Hello everyone — I’m reading about the extended complex plane and the “point at infinity,” and I find the geometric picture quite helpful. According to this text, in the complex plane $z \in \mathbb{C}$, the “point at infinity” means that any sequence $\{z_n\}$ whose modulus $|z_n| \to \infty$ converges to \emph{the same} infinite point — regardless of the direction in which $z_n$ goes to infinity (i.e., along the real axis, imaginary axis, radial lines, spirals, etc.). (https://math.libretexts.org/Bookshelves/Analysis/Complex_Variables_with_Applications_(Orloff)/02%3A_Analytic_Functions/2.04%3A_The_Point_at_Infinity)

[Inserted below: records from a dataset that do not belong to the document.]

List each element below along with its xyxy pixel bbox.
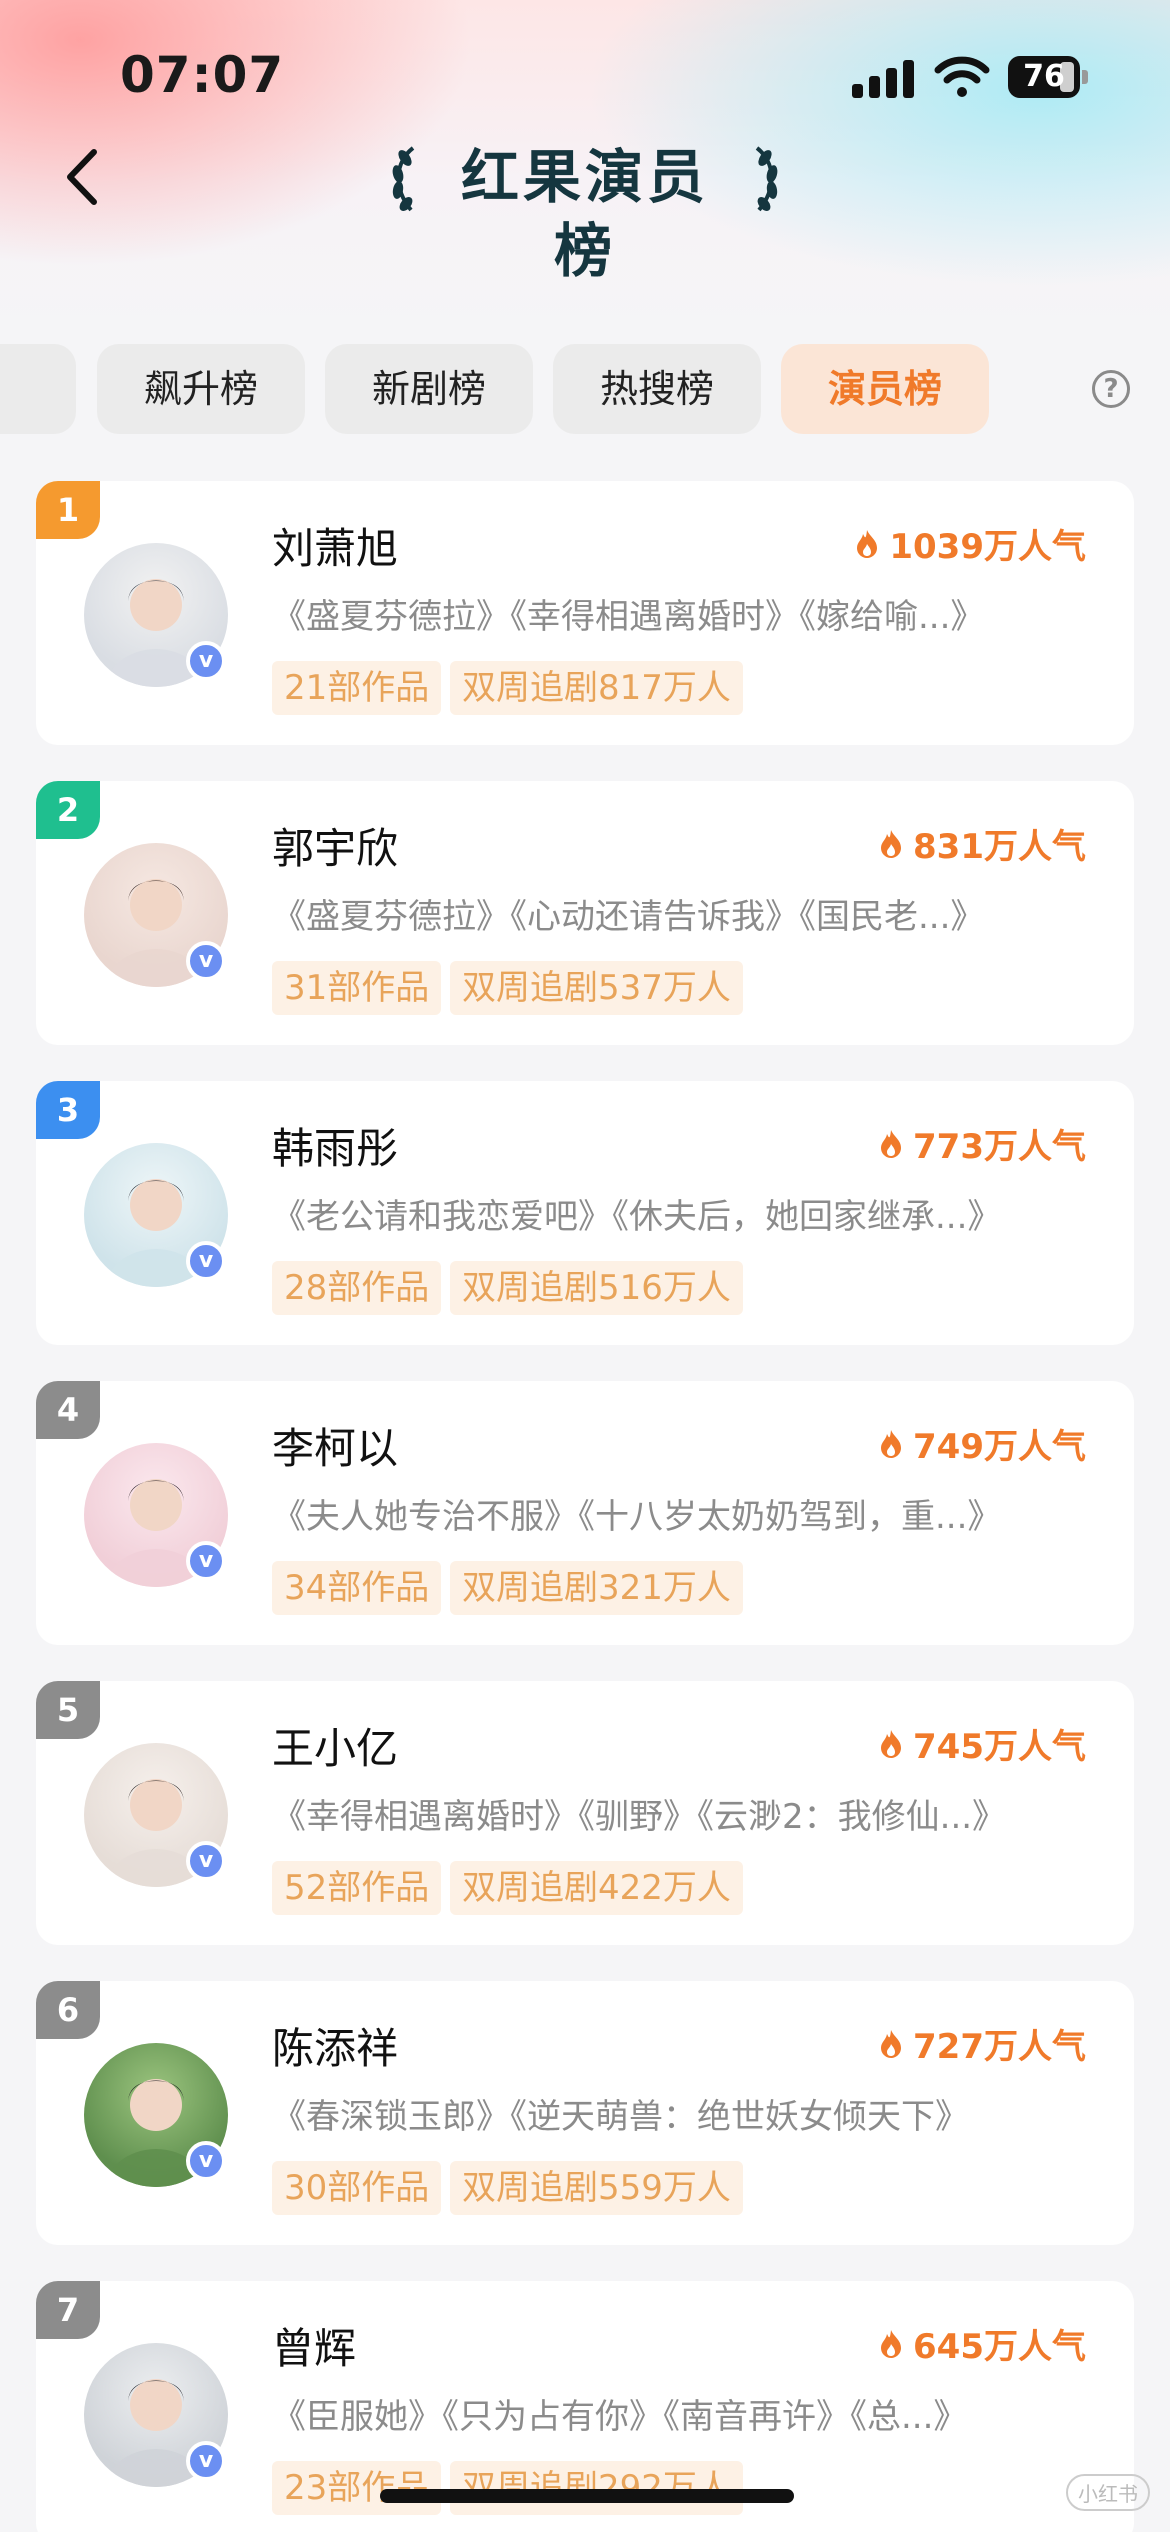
chevron-left-icon (67, 149, 97, 205)
follow-count-tag: 双周追剧537万人 (450, 961, 743, 1015)
flame-icon (881, 2329, 902, 2358)
rank-badge: 7 (36, 2281, 100, 2339)
flame-icon (881, 1129, 902, 1158)
popularity: 1039万人气 (855, 519, 1086, 568)
works-count-tag: 52部作品 (272, 1861, 442, 1915)
ranking-tabs: 飙升榜 新剧榜 热搜榜 演员榜 (0, 344, 1170, 434)
works-count-tag: 23部作品 (272, 2461, 442, 2515)
follow-count-tag: 双周追剧422万人 (450, 1861, 743, 1915)
popularity: 645万人气 (879, 2319, 1086, 2368)
follow-count-tag: 双周追剧559万人 (450, 2161, 743, 2215)
popularity-value: 749万人气 (913, 1427, 1086, 1467)
verified-icon: v (186, 2141, 226, 2181)
follow-count-tag: 双周追剧321万人 (450, 1561, 743, 1615)
status-time: 07:07 (120, 46, 285, 104)
flame-icon (881, 1729, 902, 1758)
popularity-value: 1039万人气 (889, 527, 1086, 567)
works-list: 《盛夏芬德拉》《心动还请告诉我》《国民老...》 (272, 897, 985, 937)
popularity: 773万人气 (879, 1119, 1086, 1168)
tab-new-drama[interactable]: 新剧榜 (325, 344, 533, 434)
rank-badge: 5 (36, 1681, 100, 1739)
rank-badge: 1 (36, 481, 100, 539)
popularity-value: 773万人气 (913, 1127, 1086, 1167)
works-count-tag: 31部作品 (272, 961, 442, 1015)
flame-icon (881, 1429, 902, 1458)
works-count-tag: 30部作品 (272, 2161, 442, 2215)
tab-partial[interactable] (0, 344, 76, 434)
watermark: 小红书 (1066, 2474, 1150, 2511)
actor-name: 刘萧旭 (272, 524, 399, 573)
wifi-icon (934, 56, 990, 97)
rank-badge: 6 (36, 1981, 100, 2039)
verified-icon: v (186, 1241, 226, 1281)
battery-icon: 76 (1008, 56, 1088, 98)
flame-icon (881, 2029, 902, 2058)
verified-icon: v (186, 2441, 226, 2481)
actor-card[interactable]: 1 v 刘萧旭 1039万人气《盛夏芬德拉》《幸得相遇离婚时》《嫁给喻...》 21部作… (36, 481, 1134, 745)
rank-badge: 2 (36, 781, 100, 839)
works-list: 《老公请和我恋爱吧》《休夫后，她回家继承...》 (272, 1197, 1002, 1237)
popularity: 749万人气 (879, 1419, 1086, 1468)
tab-actors[interactable]: 演员榜 (781, 344, 989, 434)
verified-icon: v (186, 941, 226, 981)
verified-icon: v (186, 1541, 226, 1581)
follow-count-tag: 双周追剧292万人 (450, 2461, 743, 2515)
home-indicator (380, 2489, 794, 2503)
actor-name: 李柯以 (272, 1424, 399, 1473)
works-count-tag: 34部作品 (272, 1561, 442, 1615)
works-list: 《盛夏芬德拉》《幸得相遇离婚时》《嫁给喻...》 (272, 597, 985, 637)
back-button[interactable] (58, 140, 108, 214)
flame-icon (881, 829, 902, 858)
rank-badge: 4 (36, 1381, 100, 1439)
actor-card[interactable]: 5 v 王小亿 745万人气《幸得相遇离婚时》《驯野》《云渺2：我修仙...》 52部作… (36, 1681, 1134, 1945)
signal-icon (852, 58, 914, 98)
verified-icon: v (186, 1841, 226, 1881)
actor-card[interactable]: 2 v 郭宇欣 831万人气《盛夏芬德拉》《心动还请告诉我》《国民老...》 31部作品… (36, 781, 1134, 1045)
help-icon[interactable]: ? (1092, 370, 1130, 408)
works-list: 《臣服她》《只为占有你》《南音再许》《总...》 (272, 2397, 968, 2437)
popularity-value: 831万人气 (913, 827, 1086, 867)
battery-level: 76 (1023, 59, 1065, 94)
tab-rising[interactable]: 飙升榜 (97, 344, 305, 434)
laurel-left-icon (392, 146, 415, 212)
follow-count-tag: 双周追剧817万人 (450, 661, 743, 715)
actor-card[interactable]: 6 v 陈添祥 727万人气《春深锁玉郎》《逆天萌兽：绝世妖女倾天下》 30部作品 双周追… (36, 1981, 1134, 2245)
actor-card[interactable]: 3 v 韩雨彤 773万人气《老公请和我恋爱吧》《休夫后，她回家继承...》 28部作品… (36, 1081, 1134, 1345)
works-count-tag: 28部作品 (272, 1261, 442, 1315)
flame-icon (857, 529, 878, 558)
verified-icon: v (186, 641, 226, 681)
actor-name: 曾辉 (272, 2324, 357, 2373)
actor-name: 陈添祥 (272, 2024, 399, 2073)
popularity-value: 645万人气 (913, 2327, 1086, 2367)
works-list: 《春深锁玉郎》《逆天萌兽：绝世妖女倾天下》 (272, 2097, 969, 2137)
works-list: 《幸得相遇离婚时》《驯野》《云渺2：我修仙...》 (272, 1797, 1007, 1837)
laurel-right-icon (755, 146, 778, 212)
status-bar: 07:07 76 (0, 0, 1170, 150)
works-count-tag: 21部作品 (272, 661, 442, 715)
popularity-value: 745万人气 (913, 1727, 1086, 1767)
page-title: 红果演员榜 (460, 143, 709, 285)
actor-card[interactable]: 4 v 李柯以 749万人气《夫人她专治不服》《十八岁太奶奶驾到，重...》 34部作品… (36, 1381, 1134, 1645)
works-list: 《夫人她专治不服》《十八岁太奶奶驾到，重...》 (272, 1497, 1002, 1537)
popularity: 727万人气 (879, 2019, 1086, 2068)
actor-name: 王小亿 (272, 1724, 399, 1773)
rank-badge: 3 (36, 1081, 100, 1139)
popularity: 745万人气 (879, 1719, 1086, 1768)
popularity-value: 727万人气 (913, 2027, 1086, 2067)
actor-name: 郭宇欣 (272, 824, 399, 873)
title-block: 红果演员榜 (385, 138, 785, 285)
follow-count-tag: 双周追剧516万人 (450, 1261, 743, 1315)
tab-hot-search[interactable]: 热搜榜 (553, 344, 761, 434)
popularity: 831万人气 (879, 819, 1086, 868)
actor-name: 韩雨彤 (272, 1124, 399, 1173)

Graphically this is usually described using the Riemann sphere: one can map the plane onto a sphere via stereographic projection so that “infinity” corresponds to the north pole of the sphere. (https://en.wikipedia.org/wiki/Riemann_sphere)

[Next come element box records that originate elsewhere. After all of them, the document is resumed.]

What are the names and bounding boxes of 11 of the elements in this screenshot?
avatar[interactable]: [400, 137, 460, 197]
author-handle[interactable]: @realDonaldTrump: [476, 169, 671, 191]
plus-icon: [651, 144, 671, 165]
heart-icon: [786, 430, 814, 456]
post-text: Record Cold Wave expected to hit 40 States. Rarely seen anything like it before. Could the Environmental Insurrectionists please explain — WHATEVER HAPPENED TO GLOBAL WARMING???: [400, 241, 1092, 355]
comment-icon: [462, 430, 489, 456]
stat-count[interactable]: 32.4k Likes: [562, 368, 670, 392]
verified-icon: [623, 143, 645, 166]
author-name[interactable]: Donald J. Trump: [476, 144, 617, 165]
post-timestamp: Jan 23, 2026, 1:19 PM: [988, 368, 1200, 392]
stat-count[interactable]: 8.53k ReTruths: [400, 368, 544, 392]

What I want to do (in Mathematica):
- Visualize a few sample “paths to infinity” in the complex plane — for example: radial paths, spirals, lines with different angles, or random-walk-type escapes.
- Plot their images on the Riemann sphere (via stereographic projection).

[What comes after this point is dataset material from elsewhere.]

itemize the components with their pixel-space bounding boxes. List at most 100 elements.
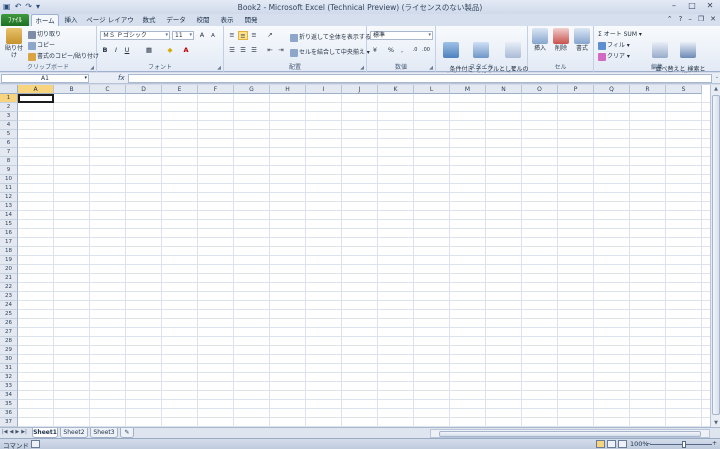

- Demonstrate visually that all these different “directions” in the plane map to \emph{the same point at infinity} (or arbitrarily close to it on the sphere).
- Optionally, show how for increasing $|z|$ along different paths, the projected points converge toward the north pole on the sphere.
My question:
Has anyone implemented such a visualization in Mathematica (or Wolfram Language)?
- Is there a built-in or user-contributed function/package that supports “plane $\to$ Riemann-sphere stereographic mapping + parametric path plotting + convergence to infinity”?
- If not, what would be a recommended approach?
- Are there pitfalls to watch out for (e.g., numerical instabilities for large $|z|$, sampling resolution, distortions near the north pole)?
Thanks in advance! Any pointers to example notebooks, snippets, or relevant resource-functions will be greatly appreciated.